Dans un pays où les femmes racisées sont moins susceptibles d'être promues ou d'accéder à des postes de direction que hommes blancs et les femmes blanches (entre autres disciminations), Harris incarne la persévérance et la résilience, pulvérisant symboliquement un système d'oppression qui tend à reléguer les femmes- et les femmes de couleur en particulier-, en marge de la société. Fervente défenseuse du droit à l'avortement, promotrice de l'égalité salariale et soutien au "Green New Deal" de sa consoeur démocrate Alexandria Ocasio-Cortez, la voix de la vice-présidente pourrait peser sur les orientations du président centriste Biden. Et compter.

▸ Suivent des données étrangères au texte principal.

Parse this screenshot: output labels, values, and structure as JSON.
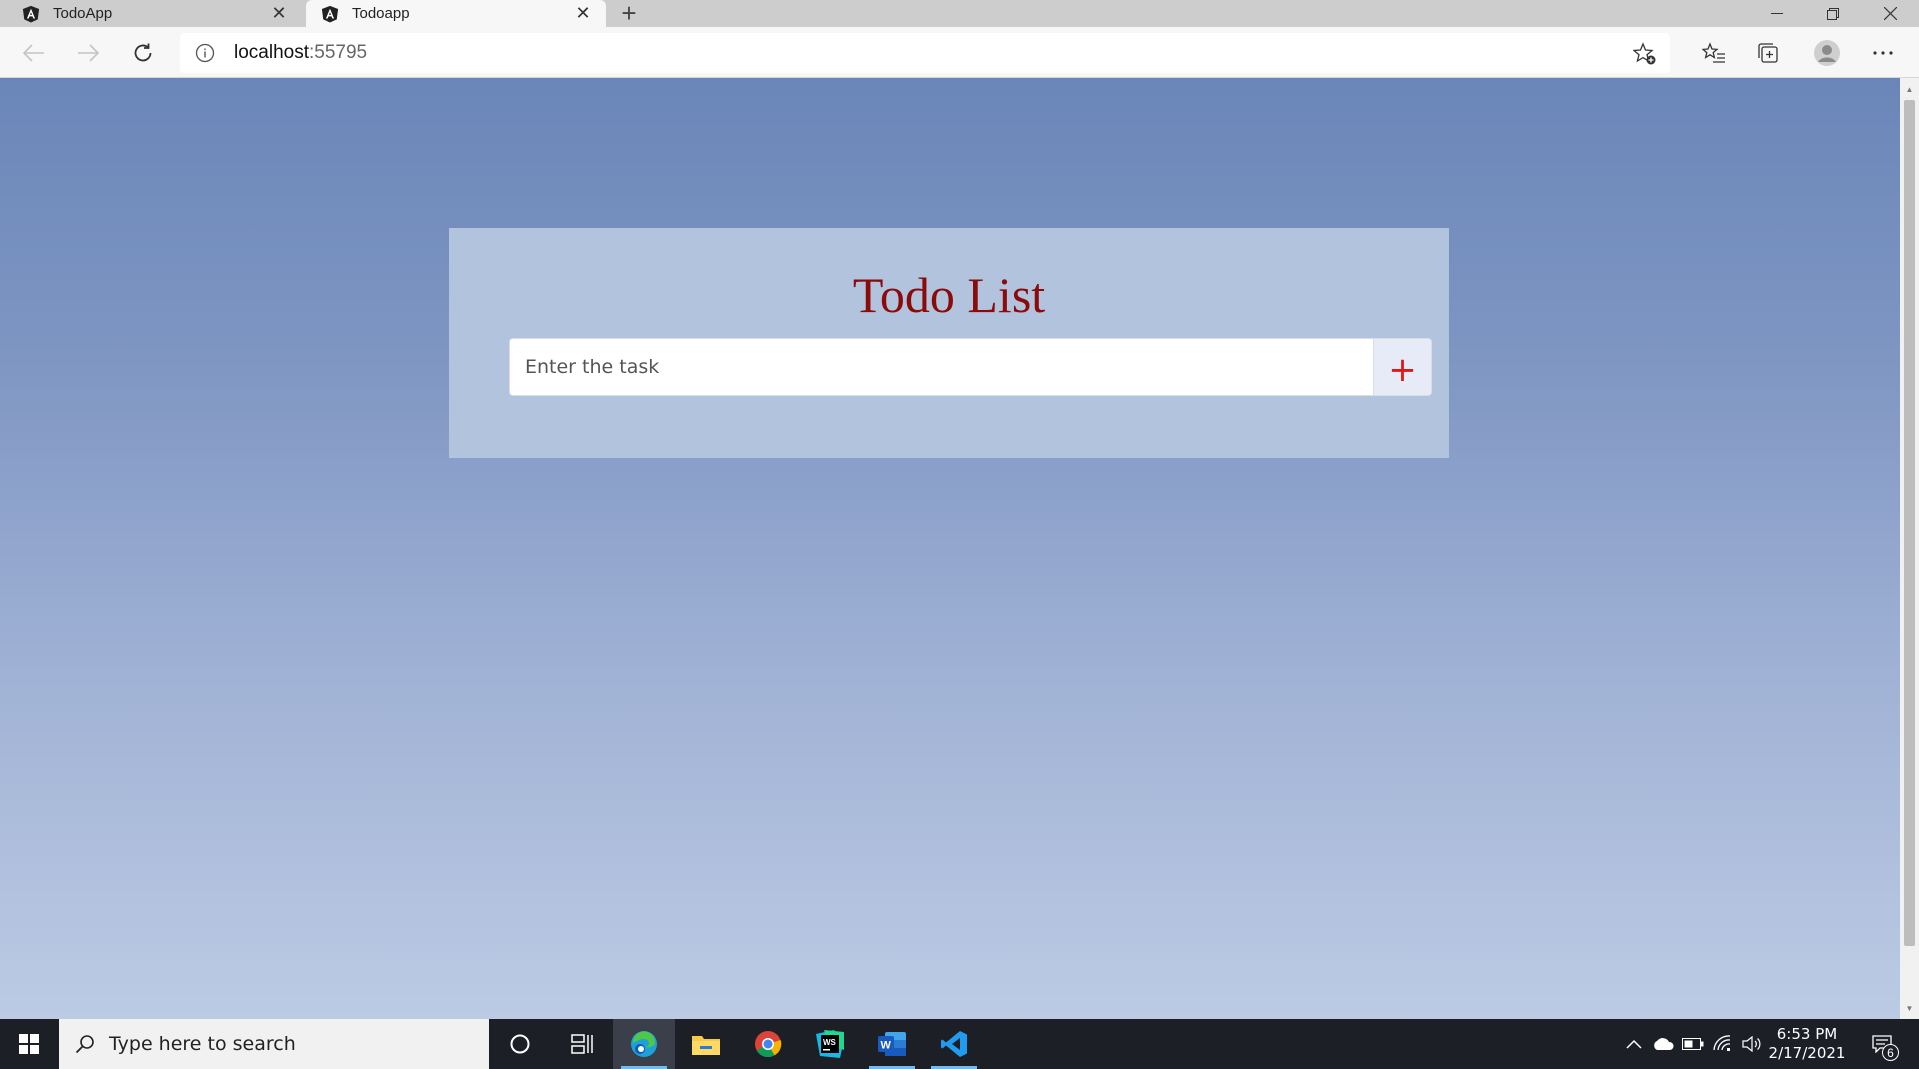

"C'est la première fois dans l'Histoire américaine que l'élection du vice-président est plus historique que l'élection du président", souligne Joel Goldstein, professeur de droit à l'université de St-Louis et spécialiste de la vice-présidence au Los Angeles Times.

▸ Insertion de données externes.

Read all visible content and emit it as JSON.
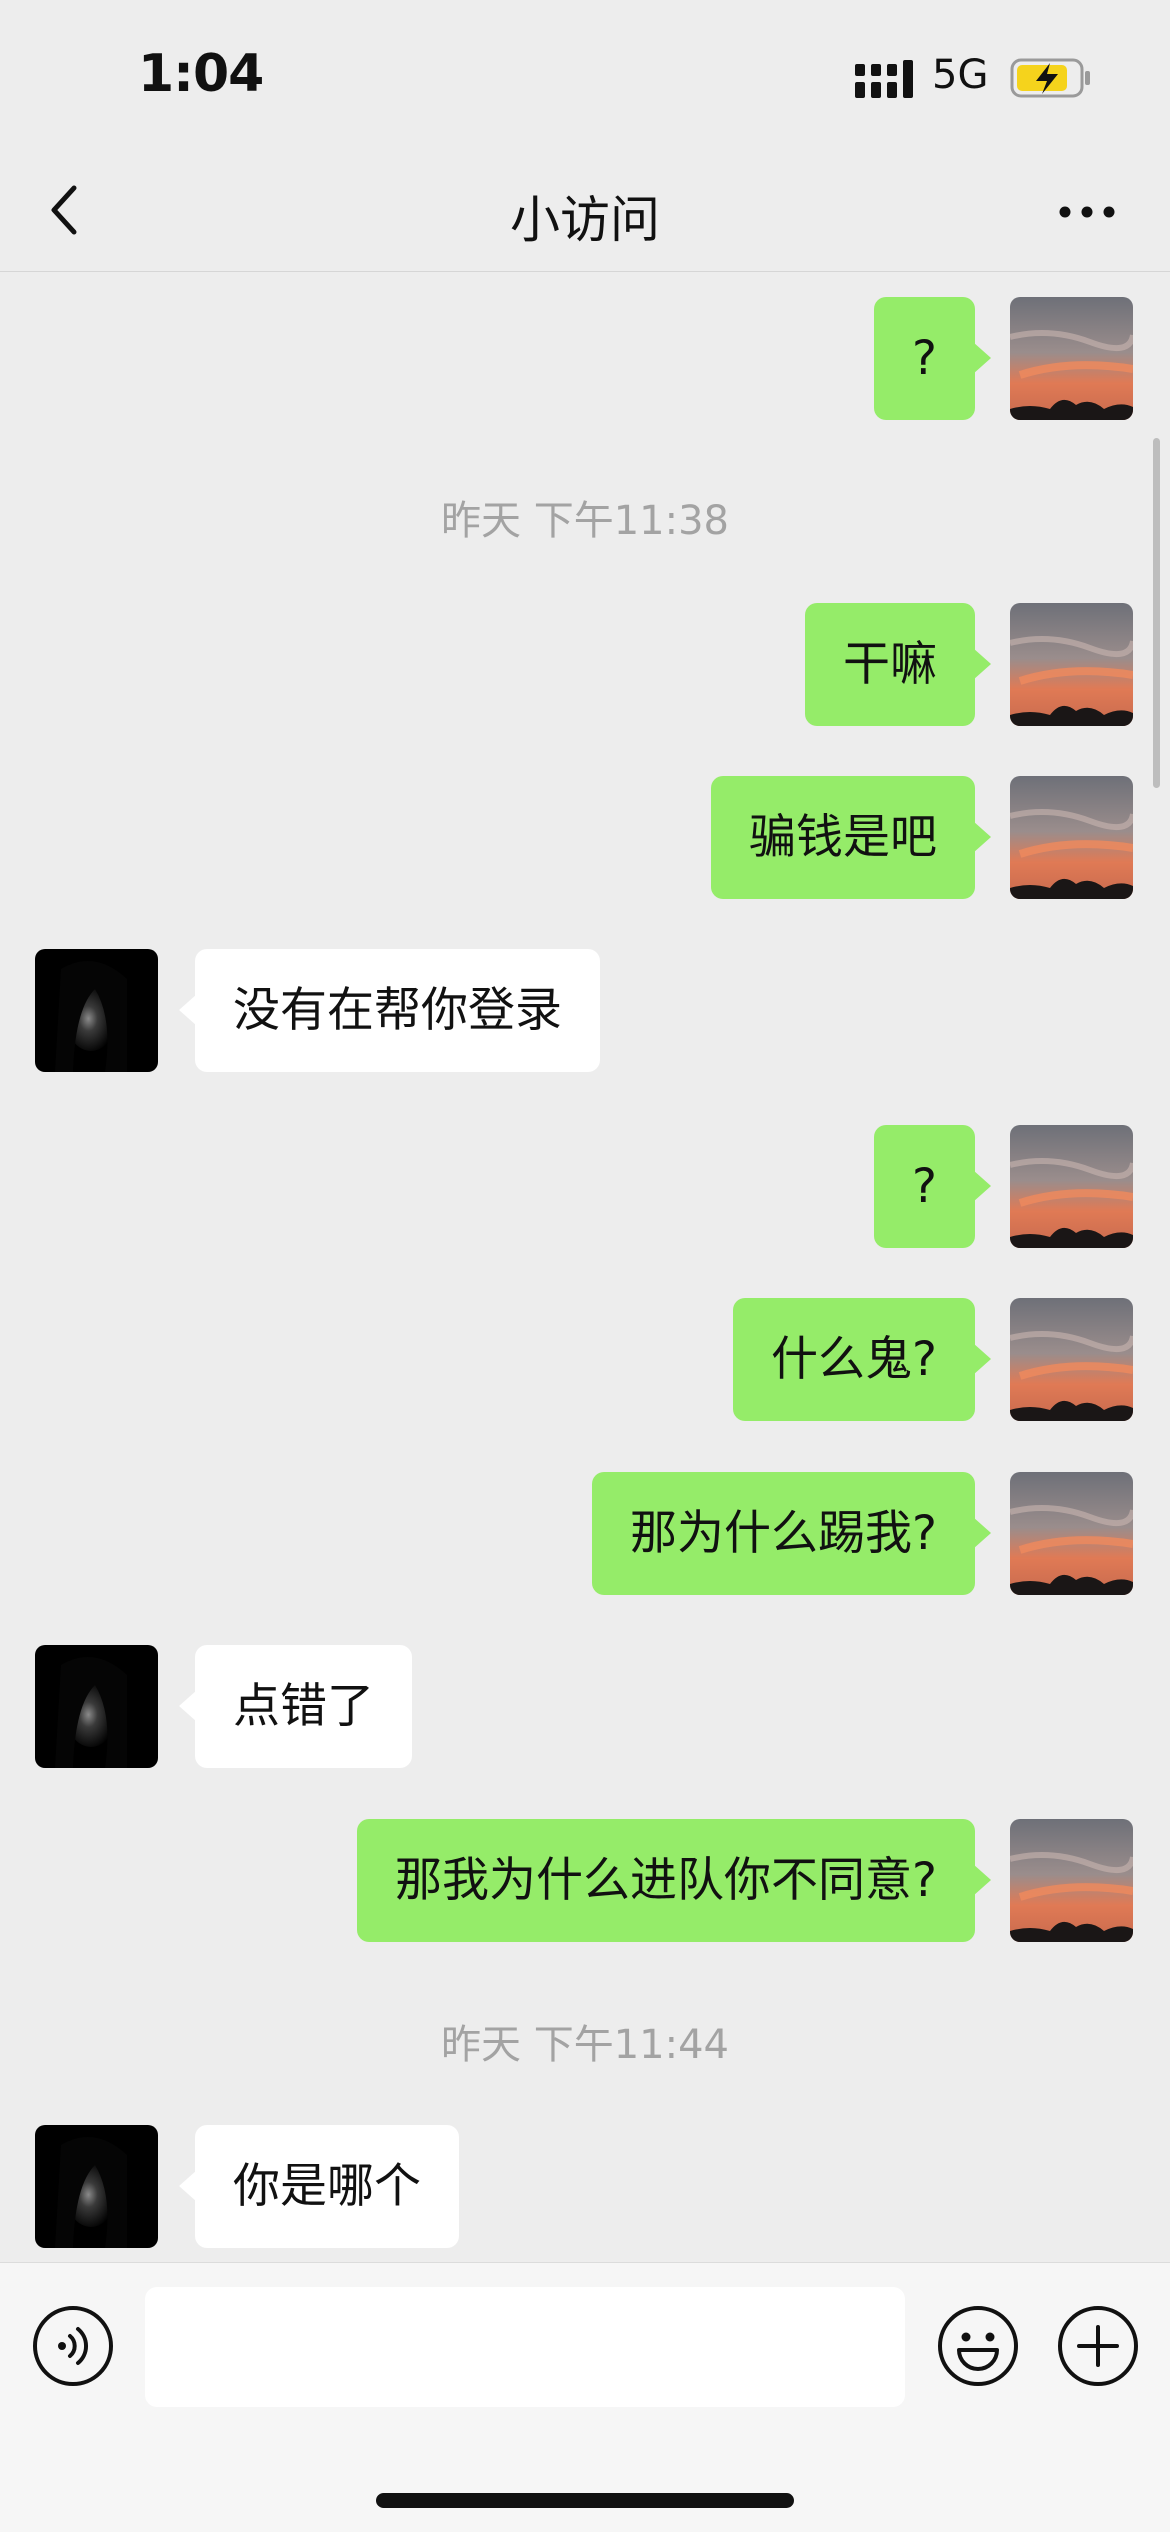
{
  "status_bar": {
    "time": "1:04",
    "network": "5G",
    "battery_charging": true,
    "accent_color": "#F5D31C"
  },
  "nav": {
    "title": "小访问",
    "back_icon": "chevron-left-icon",
    "more_icon": "more-dots-icon"
  },
  "colors": {
    "me_bubble": "#95EC69",
    "other_bubble": "#FFFFFF",
    "background": "#EDEDED"
  },
  "messages": [
    {
      "from": "me",
      "text": "?"
    },
    {
      "type": "timestamp",
      "text": "昨天 下午11:38"
    },
    {
      "from": "me",
      "text": "干嘛"
    },
    {
      "from": "me",
      "text": "骗钱是吧"
    },
    {
      "from": "other",
      "text": "没有在帮你登录"
    },
    {
      "from": "me",
      "text": "?"
    },
    {
      "from": "me",
      "text": "什么鬼?"
    },
    {
      "from": "me",
      "text": "那为什么踢我?"
    },
    {
      "from": "other",
      "text": "点错了"
    },
    {
      "from": "me",
      "text": "那我为什么进队你不同意?"
    },
    {
      "type": "timestamp",
      "text": "昨天 下午11:44"
    },
    {
      "from": "other",
      "text": "你是哪个"
    }
  ],
  "input": {
    "value": "",
    "placeholder": ""
  }
}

Aux côtés du nouveau président élu Joe Biden, 77 ans, l'éloquente Kamala Harris personnifiera la modernité et la pugnacité. A l'image de ces images virales réjouissantes sur lesquelles on la voit danser et rire aux éclats. De ses Converse (déjà) iconiques et de son collier de perles très symbolique. Ou encore de cette vidéo Twitter déjà likée par plus de 3,3 millions de personnes sur laquelle elle apparaît en tenue de running, téléphonant à Joe Biden, quelques instants après l'annonce des résultats : "We did dit, Joe" ("Nous avons réussi, Joe").

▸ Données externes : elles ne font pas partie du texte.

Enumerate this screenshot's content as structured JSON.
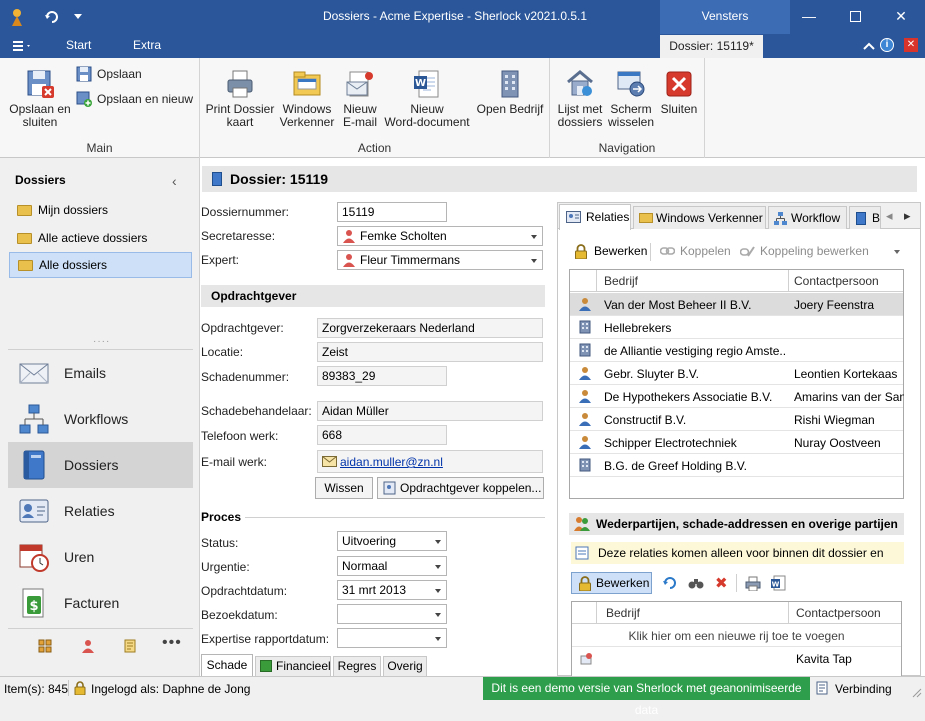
{
  "window": {
    "title": "Dossiers - Acme Expertise - Sherlock v2021.0.5.1",
    "vensters": "Vensters",
    "document_tab": "Dossier: 15119*",
    "menu_tabs": [
      "Start",
      "Extra"
    ]
  },
  "ribbon": {
    "groups": {
      "main": "Main",
      "action": "Action",
      "navigation": "Navigation"
    },
    "save_close": "Opslaan en\nsluiten",
    "save": "Opslaan",
    "save_new": "Opslaan en nieuw",
    "print": "Print Dossier\nkaart",
    "explorer": "Windows\nVerkenner",
    "new_email": "Nieuw\nE-mail",
    "new_word": "Nieuw\nWord-document",
    "open_company": "Open Bedrijf",
    "list_dossiers": "Lijst met\ndossiers",
    "switch_screen": "Scherm\nwisselen",
    "close": "Sluiten"
  },
  "left": {
    "header": "Dossiers",
    "folders": [
      "Mijn dossiers",
      "Alle actieve dossiers",
      "Alle dossiers"
    ],
    "nav": [
      "Emails",
      "Workflows",
      "Dossiers",
      "Relaties",
      "Uren",
      "Facturen"
    ]
  },
  "dossier": {
    "header": "Dossier: 15119",
    "labels": {
      "nummer": "Dossiernummer:",
      "secretaresse": "Secretaresse:",
      "expert": "Expert:",
      "opdrachtgever": "Opdrachtgever:",
      "locatie": "Locatie:",
      "schadenummer": "Schadenummer:",
      "behandelaar": "Schadebehandelaar:",
      "telefoon": "Telefoon werk:",
      "email": "E-mail werk:",
      "status": "Status:",
      "urgentie": "Urgentie:",
      "opdrachtdatum": "Opdrachtdatum:",
      "bezoekdatum": "Bezoekdatum:",
      "rapportdatum": "Expertise rapportdatum:"
    },
    "values": {
      "nummer": "15119",
      "secretaresse": "Femke Scholten",
      "expert": "Fleur Timmermans",
      "opdrachtgever": "Zorgverzekeraars Nederland",
      "locatie": "Zeist",
      "schadenummer": "89383_29",
      "behandelaar": "Aidan Müller",
      "telefoon": "668",
      "email": "aidan.muller@zn.nl",
      "status": "Uitvoering",
      "urgentie": "Normaal",
      "opdrachtdatum": "31 mrt 2013",
      "bezoekdatum": "",
      "rapportdatum": ""
    },
    "section_opdrachtgever": "Opdrachtgever",
    "section_proces": "Proces",
    "btn_wissen": "Wissen",
    "btn_koppelen": "Opdrachtgever koppelen...",
    "bottom_tabs": [
      "Schade",
      "Financieel",
      "Regres",
      "Overig"
    ]
  },
  "right": {
    "tabs": [
      "Relaties",
      "Windows Verkenner",
      "Workflow",
      "B"
    ],
    "toolbar": {
      "edit": "Bewerken",
      "link": "Koppelen",
      "edit_link": "Koppeling bewerken"
    },
    "columns": [
      "Bedrijf",
      "Contactpersoon"
    ],
    "rows": [
      {
        "company": "Van der Most Beheer II B.V.",
        "contact": "Joery Feenstra",
        "icon": "person"
      },
      {
        "company": "Hellebrekers",
        "contact": "",
        "icon": "building"
      },
      {
        "company": "de Alliantie vestiging regio Amste...",
        "contact": "",
        "icon": "building"
      },
      {
        "company": "Gebr. Sluyter B.V.",
        "contact": "Leontien Kortekaas",
        "icon": "person"
      },
      {
        "company": "De Hypothekers Associatie B.V.",
        "contact": "Amarins van der Sanc",
        "icon": "person"
      },
      {
        "company": "Constructif B.V.",
        "contact": "Rishi Wiegman",
        "icon": "person"
      },
      {
        "company": "Schipper Electrotechniek",
        "contact": "Nuray Oostveen",
        "icon": "person"
      },
      {
        "company": "B.G. de Greef Holding B.V.",
        "contact": "",
        "icon": "building"
      }
    ],
    "parties_header": "Wederpartijen, schade-addressen en overige partijen",
    "info": "Deze relaties komen alleen voor binnen dit dossier en",
    "edit2": "Bewerken",
    "columns2": [
      "Bedrijf",
      "Contactpersoon"
    ],
    "new_row_hint": "Klik hier om een nieuwe rij toe te voegen",
    "row2_contact": "Kavita Tap"
  },
  "status": {
    "items": "Item(s): 845",
    "logged_in": "Ingelogd als: Daphne de Jong",
    "demo": "Dit is een demo versie van Sherlock met geanonimiseerde data",
    "connection": "Verbinding"
  },
  "colors": {
    "titlebar": "#2b579a",
    "demo_green": "#2e9e4c",
    "selection": "#cde0f7"
  }
}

Une image habilement maîtrisée pour un tandem d'une complémentarité subtilement calculée. Et surtout, un galop d'essai pour l'ambitieuse étoile montante du parti démocrate. Car personne ne s'y trompe : Kamala Harris se place d'ores et déjà en position de force pour l'élection présidentielle de 2024.
"Mon espoir est que nous allons littéralement suivre le chemin d'une femme noire pour devenir la première femme présidente de l'Histoire de notre pays", s'enthousiasme Glynda Carr, présidente de Higher Heights, association visant à encourager les femmes noires en politique.
Et là encore, Kamala Harris serait précurseuse : elle deviendrait non seulement la première présidente de l'Histoire des Etats-Unis, mais aussi la première présidente sans enfant, dans une nation où la cellule familiale tient un rôle prépondérant. En effet, elle offre une représentation puissante à ces femmes aux parcours encore trop souvent considérés comme "atypiques". Célibataire jusqu'à ses 49 ans, elle a épousé il y a six ans l'avocat Doug Emhoff (qui devient de fait le "First gentleman" de l'Histoire), père de deux enfants. Le couple forme aujourd'hui une famille recomposée modèle que la "Momala" (alternative affectueuse au "belle-mère" dont elle ne raffole pas) n'a pas manqué de faire monter sur scène lors de son premier discours officiel.
Pas de doute, ce samedi soir-là, dans son beau costume blanc, Kamala Harris a ouvert une nouvelle brèche : "Vous avez inauguré un nouveau jour pour l'Amérique."